UNITED NATIONS (AP) — The agreement the United Nations reached with Syria to reopen the main border crossing from Turkey to its rebel-held northwest for six months “safeguards” the independence of U.N. operations and allows it to provide aid to all parties, the U.N. said Wednesday.
The agreement, which was announced Tuesday night, will reopen the Bab al-Hawa crossing, which had been used for 85% of deliveries to the northwest Idlib region, home to about 4.1 million people.
U.N. deputy spokesman Farhan Haq said the U.N. is ready to resume operations through Bab al-Hawa as soon as possible but it will take some time to get trucks moving and “I don’t expect anything to happen in the next few days.”
The U.N.-Syria “understanding” on Bab al-Hawa, announced by Haq Tuesday evening, followed his announcement earlier in the day that Syria agreed to keep two other crossings to the northwest, Bab al-Salameh and al-Rai, open for three months until Nov. 13.
Haq said Wednesday that Secretary-General António Guterres welcomed the understanding on Bab al-Hawa and Syria’s extension of authorization to use Bab al-Salameh and al-Rai for three months, and its consent to cross conflict lines at Sarmada and Saraqib, both in the Idlib region, to deliver aid for the next six months.
Bab al-Hawa was closed to U.N. humanitarian operations after the Security Council failed to adopt either of two rival resolutions on July 11 to authorize further deliveries through the crossing.
Many people in Idlib have been forced from their homes during Syria’s 12-year civil war, which has killed nearly a half million people and displaced half the country’s pre-war population of 23 million. Hundreds of thousands of people in Idlib live in tent settlements and had relied on aid that came through the Bab al-Hawa border crossing.
Soon after the Security Council’s failure to act, the Syrian government said it would open Bab al-Hawa to the United Nations, but it set unacceptable conditions.
Syria had insisted aid deliveries must be done “in full cooperation and coordination with the government,” that the U.N. would not communicate with “terrorist organizations” and their affiliates, and that the International Committee of the Red Cross and the Syrian Arab Red Crescent would run aid operations.
The U.N. responded that the prohibition on communicating with groups considered “terrorist” by the Syrian government would prevent the U.N. and partner organizations from engaging with all parties during humanitarian operations. It said in a letter that stipulating aid deliveries must be overseen by the Red Cross or Red Crescent was “neither consistent with the independence of the United Nations nor practical,” since those organizations “are not present in northwest Syria.”
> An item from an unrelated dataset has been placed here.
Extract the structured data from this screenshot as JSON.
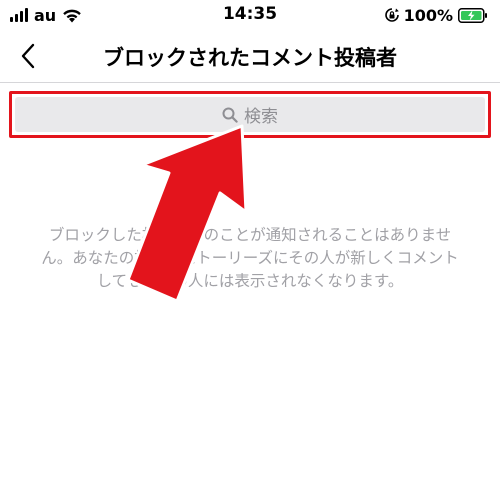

Haq said U.N. humanitarian chief Martin Griffiths had been engaging with the Syrian government and other parties “to reconcile differences” and ensure the U.N.’s independence and humanitarian engagement with all parties.
Syrian President Bashar Assad opened the two additional crossing points from Turkey at Bab al-Salameh and al-Rai to increase the flow of assistance to victims of the devastating magnitude 7.8 earthquake that ravaged northwestern Syria and southern Turkey on Feb. 6.
Assad extended their operation for three months in May until Aug. 13, and Haq said Tuesday the government informed Griffiths that it would allow the U.N. to continue using the two crossings until Nov. 13.